McClueless is entertaining. By the way, did you hear he was a P.O.W.? He is going to clean up Wall Street, and he wants to free the economy of burdensome regulation. At least, that is the ideology to which he apparently adheres. Free enterprise, individualism, small government, "laissez-faire."
Except the model towards which the U.S. system and its politicians incline, like flesh-eating zombies to a ripe Rotarian, is not laissez-faire at all. It is the unified machinations of big corporations, high finance, and big, bad government, also known as corporativismo. (Sounds better in the original Italian.)
It is aptly described as "socialism for the rich" or "corporate welfare." For those of you who haven't given up books yet, you can find elaboration from Jamie Galbraith, Dean Baker, and Mike Perelman, among others.

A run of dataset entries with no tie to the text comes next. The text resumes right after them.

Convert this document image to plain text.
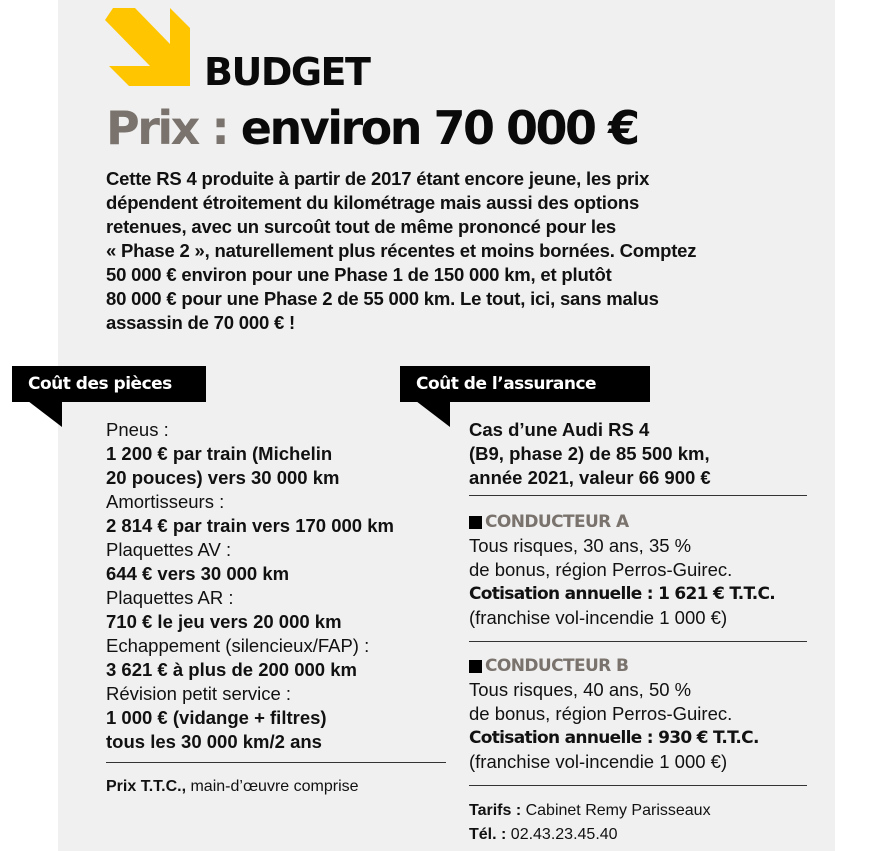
BUDGET
Prix : environ 70 000 €

Cette RS 4 produite à partir de 2017 étant encore jeune, les prix

dépendent étroitement du kilométrage mais aussi des options

retenues, avec un surcoût tout de même prononcé pour les

« Phase 2 », naturellement plus récentes et moins bornées. Comptez

50 000 € environ pour une Phase 1 de 150 000 km, et plutôt

80 000 € pour une Phase 2 de 55 000 km. Le tout, ici, sans malus

assassin de 70 000 € !

Coût des pièces	Coût de l’assurance
Pneus :
1 200 € par train (Michelin
20 pouces) vers 30 000 km
Amortisseurs :
2 814 € par train vers 170 000 km
Plaquettes AV :
644 € vers 30 000 km
Plaquettes AR :
710 € le jeu vers 20 000 km
Echappement (silencieux/FAP) :
3 621 € à plus de 200 000 km
Révision petit service :
1 000 € (vidange + filtres)
tous les 30 000 km/2 ans
Prix T.T.C., main-d’œuvre comprise
Cas d’une Audi RS 4
(B9, phase 2) de 85 500 km,
année 2021, valeur 66 900 €
CONDUCTEUR A
Tous risques, 30 ans, 35 %
de bonus, région Perros-Guirec.
Cotisation annuelle : 1 621 € T.T.C.
(franchise vol-incendie 1 000 €)
CONDUCTEUR B
Tous risques, 40 ans, 50 %
de bonus, région Perros-Guirec.
Cotisation annuelle : 930 € T.T.C.
(franchise vol-incendie 1 000 €)
Tarifs : Cabinet Remy Parisseaux
Tél. : 02.43.23.45.40
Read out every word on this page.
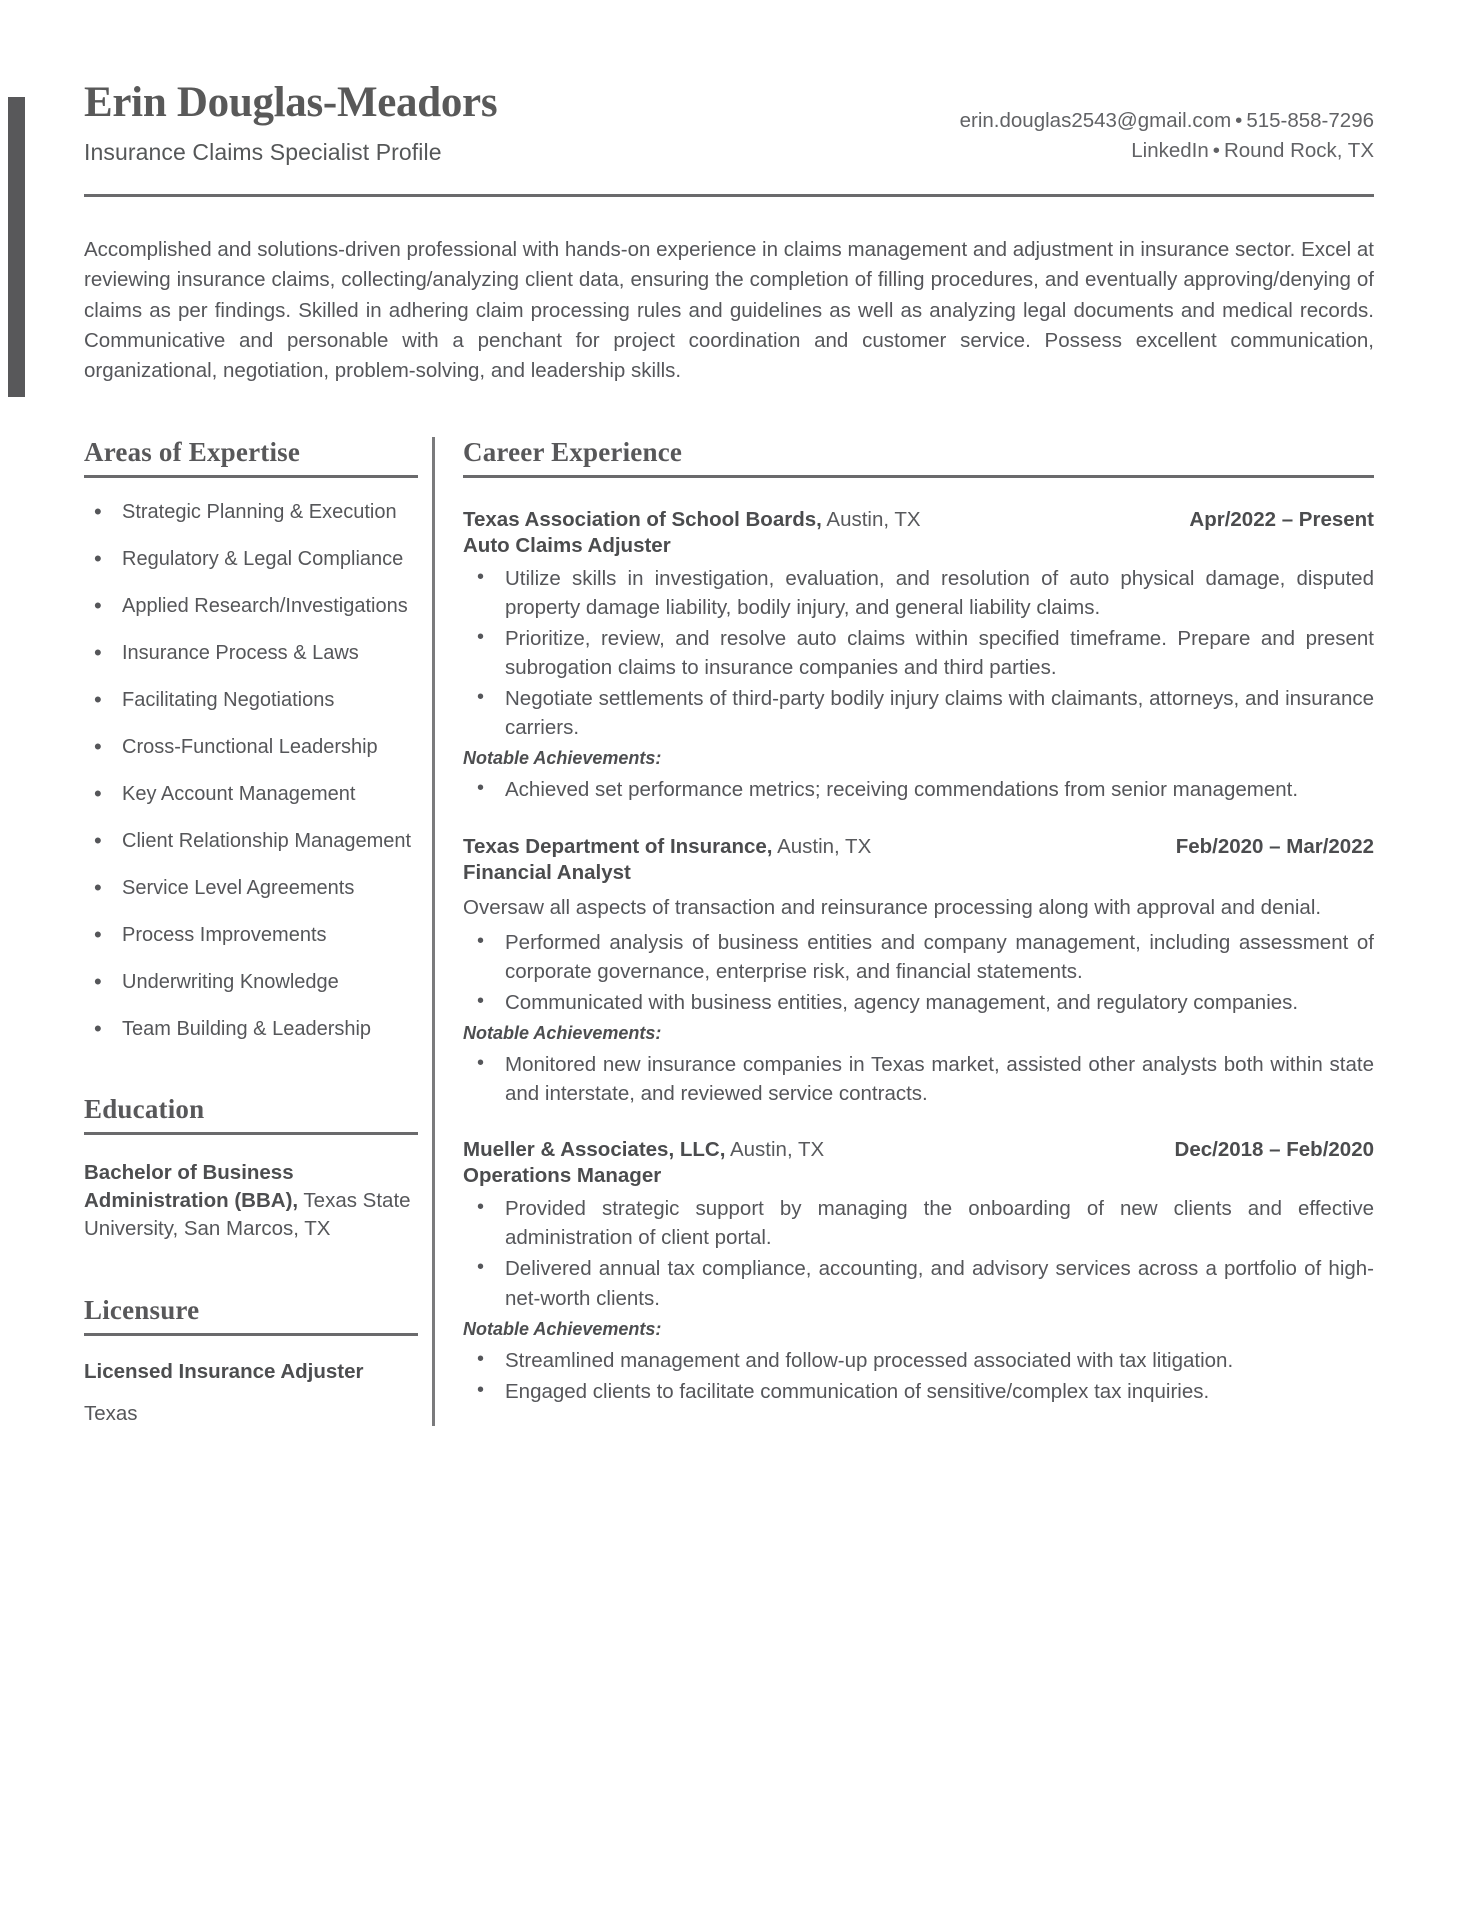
Erin Douglas-Meadors
Insurance Claims Specialist Profile
erin.douglas2543@gmail.com • 515-858-7296
LinkedIn • Round Rock, TX
Accomplished and solutions-driven professional with hands-on experience in claims management and adjustment in insurance sector. Excel at reviewing insurance claims, collecting/analyzing client data, ensuring the completion of filling procedures, and eventually approving/denying of claims as per findings. Skilled in adhering claim processing rules and guidelines as well as analyzing legal documents and medical records. Communicative and personable with a penchant for project coordination and customer service. Possess excellent communication, organizational, negotiation, problem-solving, and leadership skills.
Areas of Expertise
• Strategic Planning & Execution
• Regulatory & Legal Compliance
• Applied Research/Investigations
• Insurance Process & Laws
• Facilitating Negotiations
• Cross-Functional Leadership
• Key Account Management
• Client Relationship Management
• Service Level Agreements
• Process Improvements
• Underwriting Knowledge
• Team Building & Leadership
Education
Bachelor of Business Administration (BBA), Texas State University, San Marcos, TX
Licensure
Licensed Insurance Adjuster
Texas
Career Experience
Texas Association of School Boards, Austin, TX	Apr/2022 – Present
Auto Claims Adjuster
• Utilize skills in investigation, evaluation, and resolution of auto physical damage, disputed property damage liability, bodily injury, and general liability claims.
• Prioritize, review, and resolve auto claims within specified timeframe. Prepare and present subrogation claims to insurance companies and third parties.
• Negotiate settlements of third-party bodily injury claims with claimants, attorneys, and insurance carriers.
Notable Achievements:
• Achieved set performance metrics; receiving commendations from senior management.
Texas Department of Insurance, Austin, TX	Feb/2020 – Mar/2022
Financial Analyst
Oversaw all aspects of transaction and reinsurance processing along with approval and denial.
• Performed analysis of business entities and company management, including assessment of corporate governance, enterprise risk, and financial statements.
• Communicated with business entities, agency management, and regulatory companies.
Notable Achievements:
• Monitored new insurance companies in Texas market, assisted other analysts both within state and interstate, and reviewed service contracts.
Mueller & Associates, LLC, Austin, TX	Dec/2018 – Feb/2020
Operations Manager
• Provided strategic support by managing the onboarding of new clients and effective administration of client portal.
• Delivered annual tax compliance, accounting, and advisory services across a portfolio of high-net-worth clients.
Notable Achievements:
• Streamlined management and follow-up processed associated with tax litigation.
• Engaged clients to facilitate communication of sensitive/complex tax inquiries.
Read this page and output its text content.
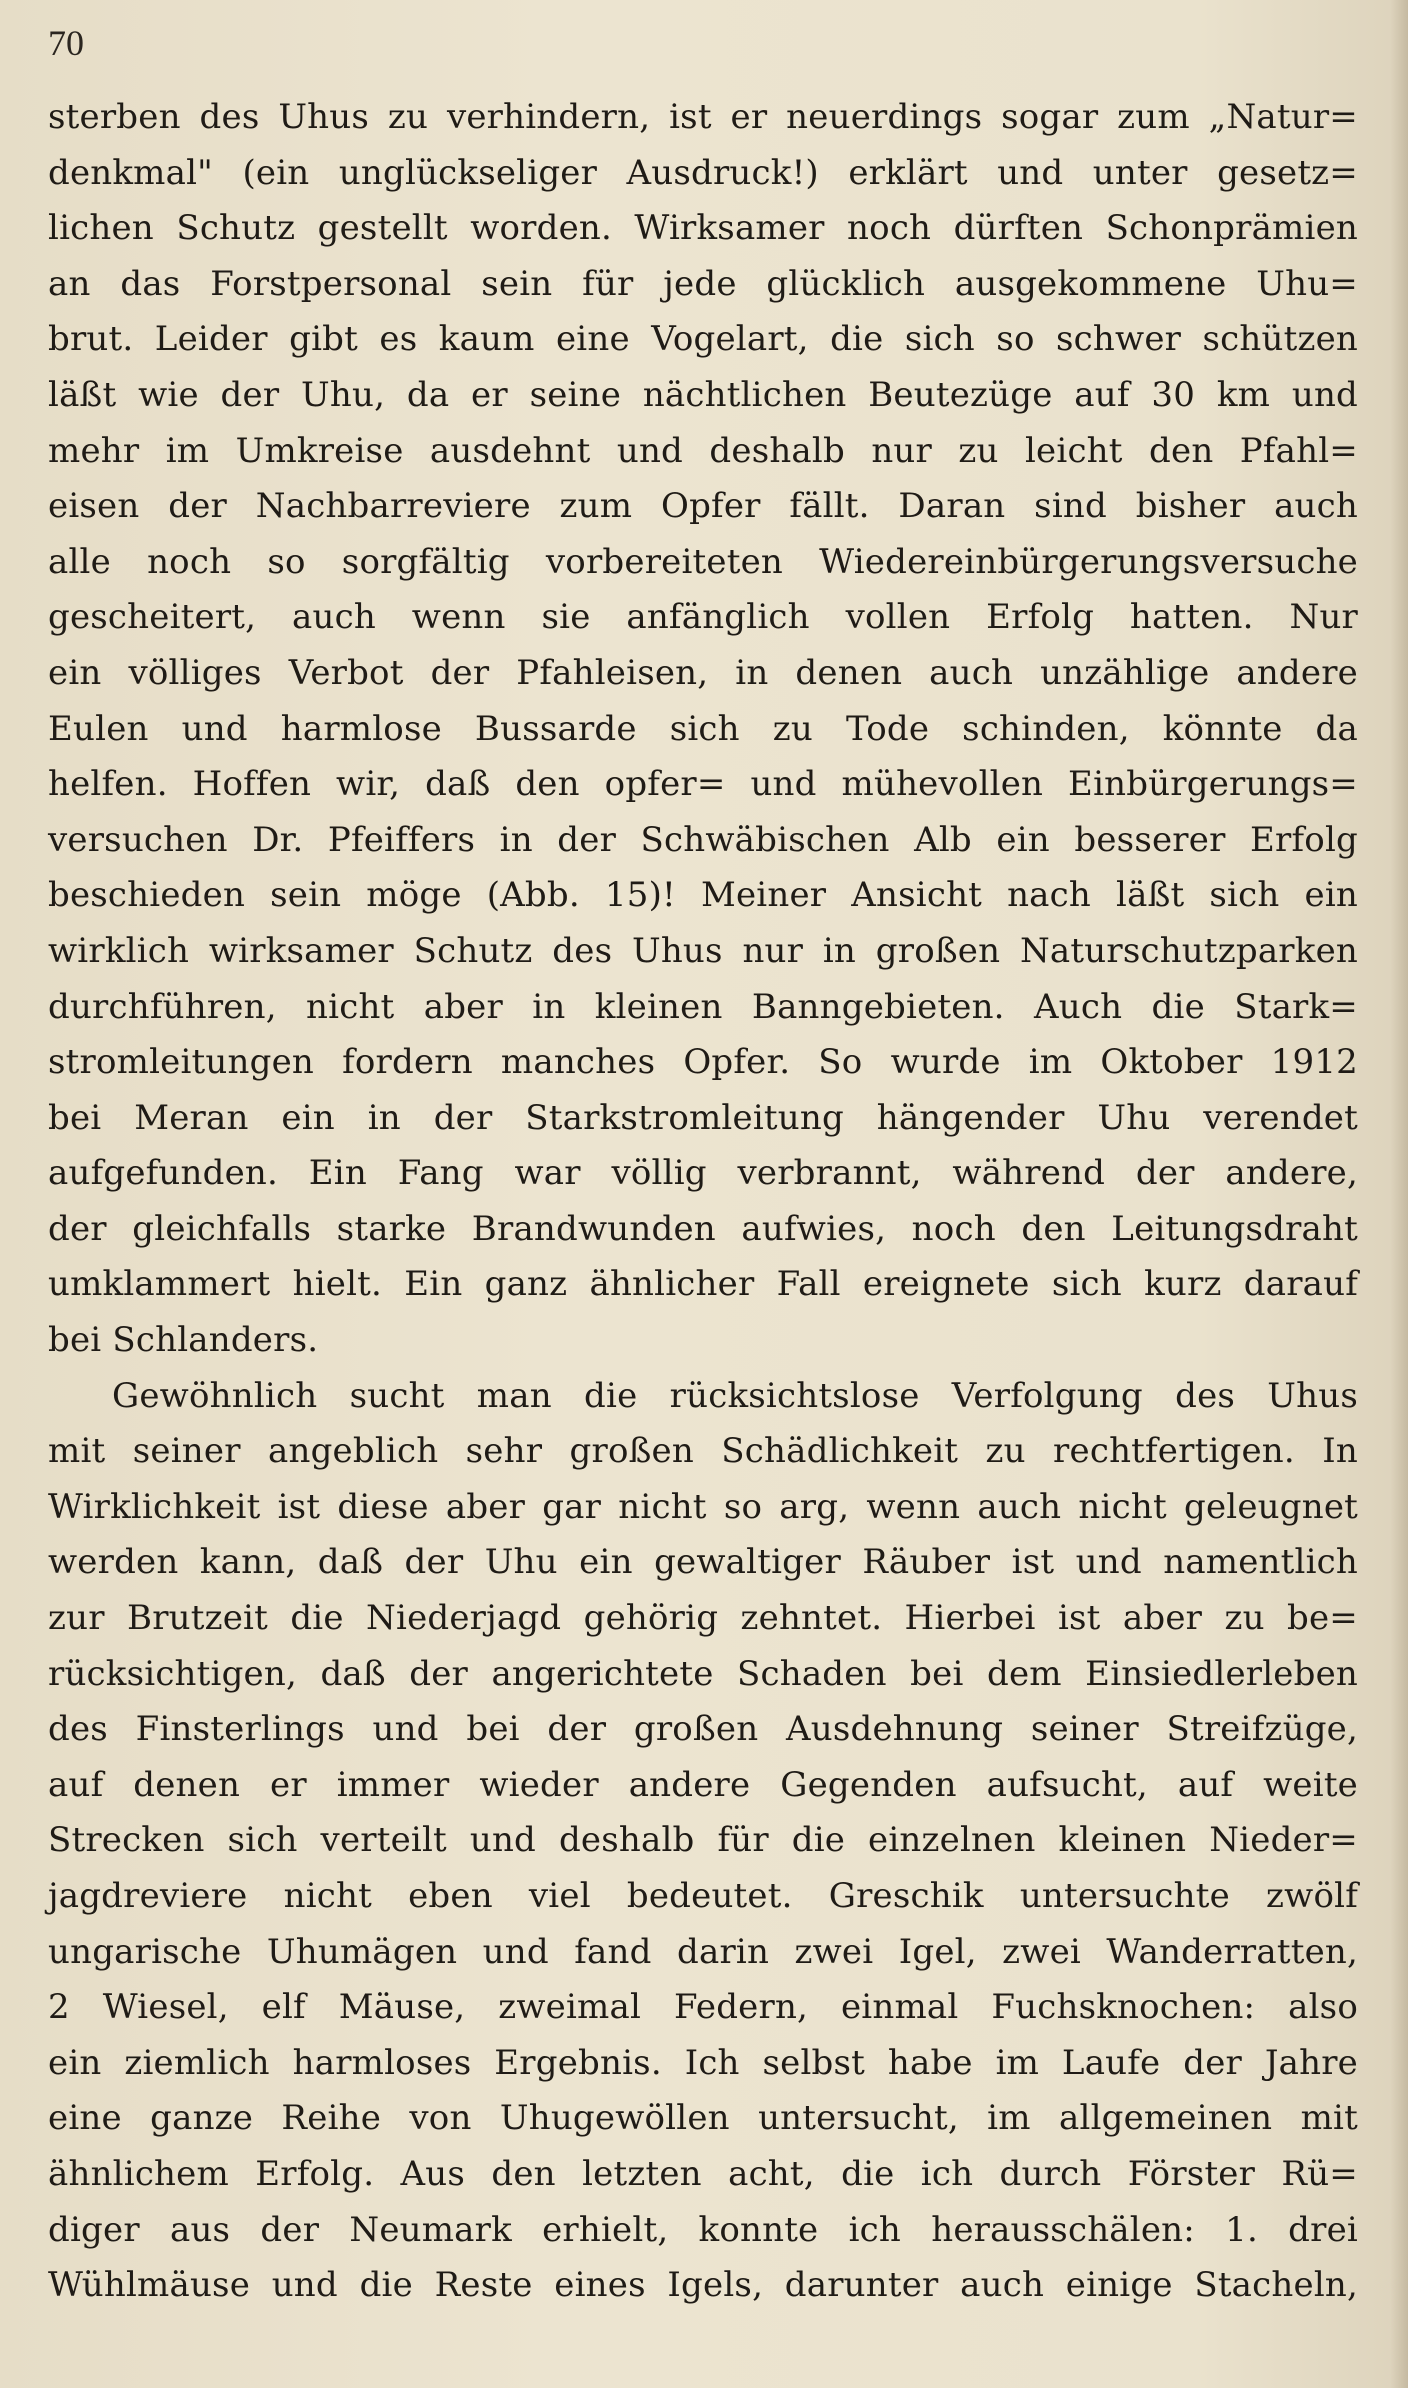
70

sterben des Uhus zu verhindern, ist er neuerdings sogar zum „Natur=
denkmal" (ein unglückseliger Ausdruck!) erklärt und unter gesetz=
lichen Schutz gestellt worden. Wirksamer noch dürften Schonprämien
an das Forstpersonal sein für jede glücklich ausgekommene Uhu=
brut. Leider gibt es kaum eine Vogelart, die sich so schwer schützen
läßt wie der Uhu, da er seine nächtlichen Beutezüge auf 30 km und
mehr im Umkreise ausdehnt und deshalb nur zu leicht den Pfahl=
eisen der Nachbarreviere zum Opfer fällt. Daran sind bisher auch
alle noch so sorgfältig vorbereiteten Wiedereinbürgerungsversuche
gescheitert, auch wenn sie anfänglich vollen Erfolg hatten. Nur
ein völliges Verbot der Pfahleisen, in denen auch unzählige andere
Eulen und harmlose Bussarde sich zu Tode schinden, könnte da
helfen. Hoffen wir, daß den opfer= und mühevollen Einbürgerungs=
versuchen Dr. Pfeiffers in der Schwäbischen Alb ein besserer Erfolg
beschieden sein möge (Abb. 15)! Meiner Ansicht nach läßt sich ein
wirklich wirksamer Schutz des Uhus nur in großen Naturschutzparken
durchführen, nicht aber in kleinen Banngebieten. Auch die Stark=
stromleitungen fordern manches Opfer. So wurde im Oktober 1912
bei Meran ein in der Starkstromleitung hängender Uhu verendet
aufgefunden. Ein Fang war völlig verbrannt, während der andere,
der gleichfalls starke Brandwunden aufwies, noch den Leitungsdraht
umklammert hielt. Ein ganz ähnlicher Fall ereignete sich kurz darauf
bei Schlanders.
Gewöhnlich sucht man die rücksichtslose Verfolgung des Uhus
mit seiner angeblich sehr großen Schädlichkeit zu rechtfertigen. In
Wirklichkeit ist diese aber gar nicht so arg, wenn auch nicht geleugnet
werden kann, daß der Uhu ein gewaltiger Räuber ist und namentlich
zur Brutzeit die Niederjagd gehörig zehntet. Hierbei ist aber zu be=
rücksichtigen, daß der angerichtete Schaden bei dem Einsiedlerleben
des Finsterlings und bei der großen Ausdehnung seiner Streifzüge,
auf denen er immer wieder andere Gegenden aufsucht, auf weite
Strecken sich verteilt und deshalb für die einzelnen kleinen Nieder=
jagdreviere nicht eben viel bedeutet. Greschik untersuchte zwölf
ungarische Uhumägen und fand darin zwei Igel, zwei Wanderratten,
2 Wiesel, elf Mäuse, zweimal Federn, einmal Fuchsknochen: also
ein ziemlich harmloses Ergebnis. Ich selbst habe im Laufe der Jahre
eine ganze Reihe von Uhugewöllen untersucht, im allgemeinen mit
ähnlichem Erfolg. Aus den letzten acht, die ich durch Förster Rü=
diger aus der Neumark erhielt, konnte ich herausschälen: 1. drei
Wühlmäuse und die Reste eines Igels, darunter auch einige Stacheln,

In the era of big, bad government, the state's repressive powers expand. More defense spending, fewer civil liberties, reduction of the Constitution and the Bill of Rights to a shell. Financial powers are left free to gamble, comforted by the knowledge that regulation will be absent, enforcement will be minimal, and bail-outs will be plentiful. Heads they win, tails you lose. The irresponsibility of corporate and financial miscreants is given free play in the name of unleashing the productive forces of the economy. In the actual event, huge resources were sacrificed to the waste of dot-com duds and overpriced real estate. Capitalism is some great system. Unfortunately, it is not very good at allocating capital.
The old frame of the G.O.P. as the party of limited government is obsolete. The Republicans are the party that greases the big wheels of finance and the corporations, to the benefit of few but the self-selected cronies. We're Russia, but with better toys.
We might have expected that under capitalism, legitimate profit opportunities would lead investors down the primrose path to a national cornucopia of wealth. But the actual dilemma seems to be a dearth of really exciting, windfall profit opportunities that entice those with the most money -- the truly greedy. Instead we get a panoply of flim-flam aimed at paper returns that result in accumulated claims on real resources created by others. The speculators and financiers are the true welfare queens of the age. They use and waste money that isn't theirs, get paid handsomely for abysmal performance, and are able to extort bail-outs from the taxpayer by creating messes that are too big to allow to unwind.
You know there's a problem when the presidential candidates sound the same. Obama needs to ramp up the policy a notch. What sort of improved regulation or oversight is in question. What penalties for those who violate their fiduciary responsibilities. Unfortunately, some of the opposition is in his own party, nay, his own campaign. The legacy of the fabulous decade of the 90s, and the Democratic leaders who insist on paying tribute to it, built substantially on the dot-com bubble, is an intellectual millstone that prevents the flowering of truly new thinking. Of course, Obama can only win by staying as far away from new thinking as possible.
The change we really need requires a revolution in public opinion. Alas, such knowledge is acquired at grievous cost.